Reichskanzler ist eigentlich nur ausführendes Organ des Reichspräsidenten (Reichskanzler kann jederzeit vom Reichspräsidenten entlassen werden)
Ablauf
1. Präsidialkabinett (Brüning)
Die Minderheitsregierung unter Heinrich Brüning (Zentrum) war das erste Präsidialkabinett.
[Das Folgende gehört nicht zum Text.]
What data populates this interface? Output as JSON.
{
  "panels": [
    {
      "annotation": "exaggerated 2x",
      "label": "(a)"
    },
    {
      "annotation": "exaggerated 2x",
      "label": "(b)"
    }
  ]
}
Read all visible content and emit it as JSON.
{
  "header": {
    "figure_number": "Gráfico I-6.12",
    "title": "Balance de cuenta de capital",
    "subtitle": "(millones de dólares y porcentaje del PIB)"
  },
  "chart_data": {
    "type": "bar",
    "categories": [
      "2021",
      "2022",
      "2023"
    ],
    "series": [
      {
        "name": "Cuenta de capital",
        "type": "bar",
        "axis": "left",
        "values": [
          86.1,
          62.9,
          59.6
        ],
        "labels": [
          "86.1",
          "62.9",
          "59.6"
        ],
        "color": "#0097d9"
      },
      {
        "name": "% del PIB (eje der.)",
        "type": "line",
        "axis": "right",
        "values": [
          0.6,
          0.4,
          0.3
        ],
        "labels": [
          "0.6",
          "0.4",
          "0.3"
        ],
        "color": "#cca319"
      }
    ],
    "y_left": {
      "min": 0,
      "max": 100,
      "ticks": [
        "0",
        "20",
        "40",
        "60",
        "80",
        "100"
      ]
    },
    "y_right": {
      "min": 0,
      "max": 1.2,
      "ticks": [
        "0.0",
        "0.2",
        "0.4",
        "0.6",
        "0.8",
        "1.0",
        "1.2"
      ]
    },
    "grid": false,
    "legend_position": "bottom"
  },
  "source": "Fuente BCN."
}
Dieses Präsidialkabinett galt noch als gemäßigt, da das Parlament immer mal wieder einbezogen wurde.
Zeitraum: 30.03.1930 - 30.05.1932
Hauptinhalte:
Gegen Young-Plan: Aufhebung/Kürzung der Reparationszahlungen
Deflationspolitik: Reaktion auf die Weltwirtschaftskrise, wenig erfolgreich
Rigorose Sparpolitik: Auch Maßnahme gegen die Wirtschaftskrise
Scheitern:
- Osthilfegesetz: Brüning will adelige Großgrundbesitzer enteignen und das Land den Arbeitslosen geben → Hindenburg entlässt ihn, da er selber von Enteignungen betroffen gewesen wäre.
2. Präsidialkabinett (von Papen)
Da Hindenburg noch nicht bereit war, Hitler zum Reichskanzler zu ernennen, wird Franz von Papen (parteilos) Reichskanzler. Das Kabinett wird auch "Kabinett der Barone" genannt, da viele Adelige in der Regierung vertreten sind.
Zeitraum: 01.06.1932 - 03.12.1932
Hauptinhalte:
Verfassungsänderung → Noch weniger Demokratie
Preußenschlag → Von Papen entmachtete die Regierung Preußens (mit Abstand größtes Land im deutschen Reich) und setzt sich selber als Reichskommissar ein
Scheitern:
Von Papen will Umsturzversuch (Regierung soll aktiv die Verfassung brechen, Demokratie gänzlich ausgeschalten werden) →
nach einem erfolgreichen Misstrauensvotum des Reichstages muss er zurücktreten.
3. Präsidialkabinett (von Schleicher)
Hindenburg lehnt es wieder ab, Hitler zum Reichskanzler zu ernennen und ernennt stattdessen Reichswehrminister Kurt von Schleicher (parteilos) zum Reichskanzler.
Zeitraum: 03.12.1932 - 28.01.1933
Hauptinhalte:
- Vereinigung aller sozialen Kräfte → Hier soll auch der linke Flügel der NSDAP einbezogen und damit die Partei gespalten werden.
Scheitern:
Plan klappt nicht, von Schleicher will deshalb wie schon von Papen Umsturzversuch
Hindenburg lehnt erneut ab → Rücktritt von Schleichers
Ausblick
Nachdem auch Kurt von Schleicher gescheitert war, war der Weg frei für Hitler. Franz von Papen und die Berater Hindenburgs sprechen sich mit Hitler ab und überreden Hindenburg, Hitler zum Reichskanzler zu ernennen. Sie unterschätzen jedoch den Machtwillen Hitlers und glaubten ihn "mäßigen" zu können. Das sollte das Ende der Weimarer Republik besiegeln.